Search code examples
airflowairflow-taskflow

How do you access Airflow variables with task decorators using jinja templating?


I'm currently accessing an Airflow variable as follows:

from airflow.models import Variable

s3_bucket = Variable.get('bucket_name')

It works but I'm being asked to not use the Variable module and use jinja templating instead (i.e.):

s3_bucket = '{{ var.value.bucket_name }}'

The problem is jinja works when I'm using it in an airflow template (e.g., PythonOperator/BashOperator) but I'm having trouble getting it to work in taskflow API form. The variable is read as string literal.
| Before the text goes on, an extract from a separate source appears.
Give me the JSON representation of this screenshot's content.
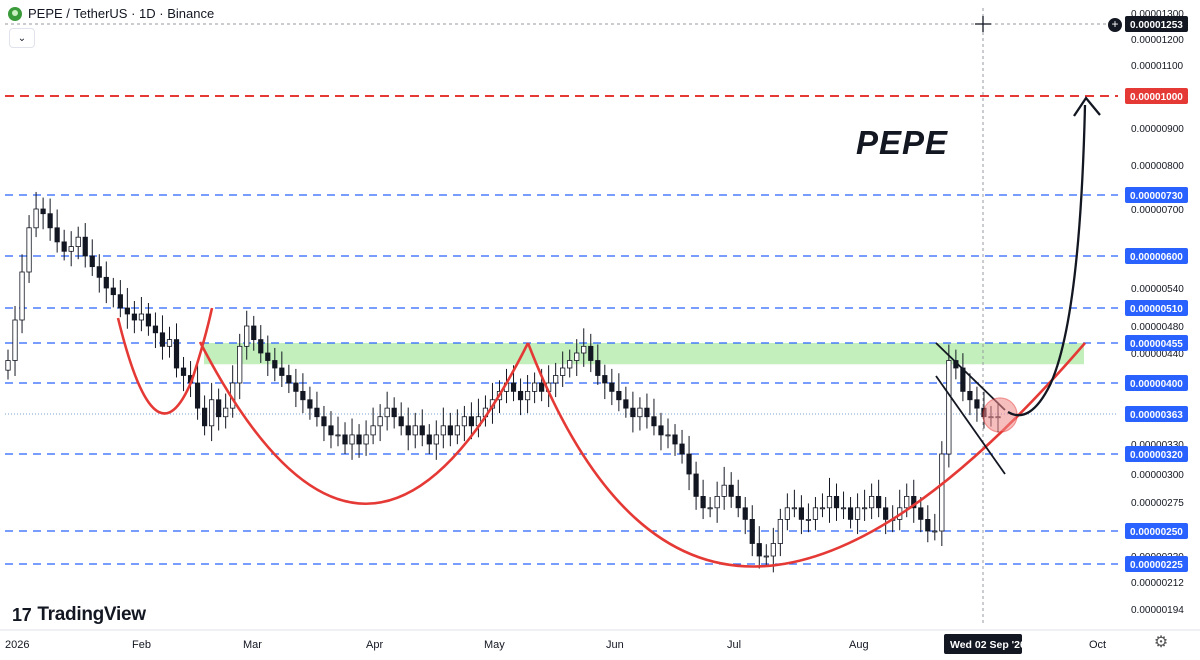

Example:

# Pretend DAG defined here

@task
def example_task():
    s3_bucket = '{{ var.value.bucket_name }}'
    print(s3_bucket)

example_task()

The above would print "{{ var.value.bucket_name }}" instead of the bucket_name value.


Solution

  • It works but I'm being asked to not use the Variable module and use jinja templating instead

    This is not accurate recommendation and I'll explain why.

    There is absolutely no problem with doing:

    @task
    def example_task():
        s3_bucket = Variable.get('bucket_name')
        print(s3_bucket)
    
    example_task()
    

    You should avoid using Variable.get() in top level code. Using it in a python callable invoked from PythonOperator is perfectly safe.

    Airflow constantly parse your .py files in search for changes in DAGs. This also means that any code you write as top level is being executed when parsing process runs. Since parsing is executed every 30 seconds (default of min_file_process_interval) it will cause stress on your backend metastore. Now consider that your instance is growing with more and more DAGs using the same approach - you might end up with not being able to reach the database due to the heavy volume. You are practically "attacking" your own database. This lead to the recommendation to use macros as with macros you can NEVER be at risk of causing stress on the database since macros are evaluated only in run-time. However this doesn't mean that you should avoid using Variable.get() when it's useful. In cases where you are not using the macro right you will get syntax error (Like you experienced).

    To clarify - It's OK to use Variable.get() in any code part which is not top level code.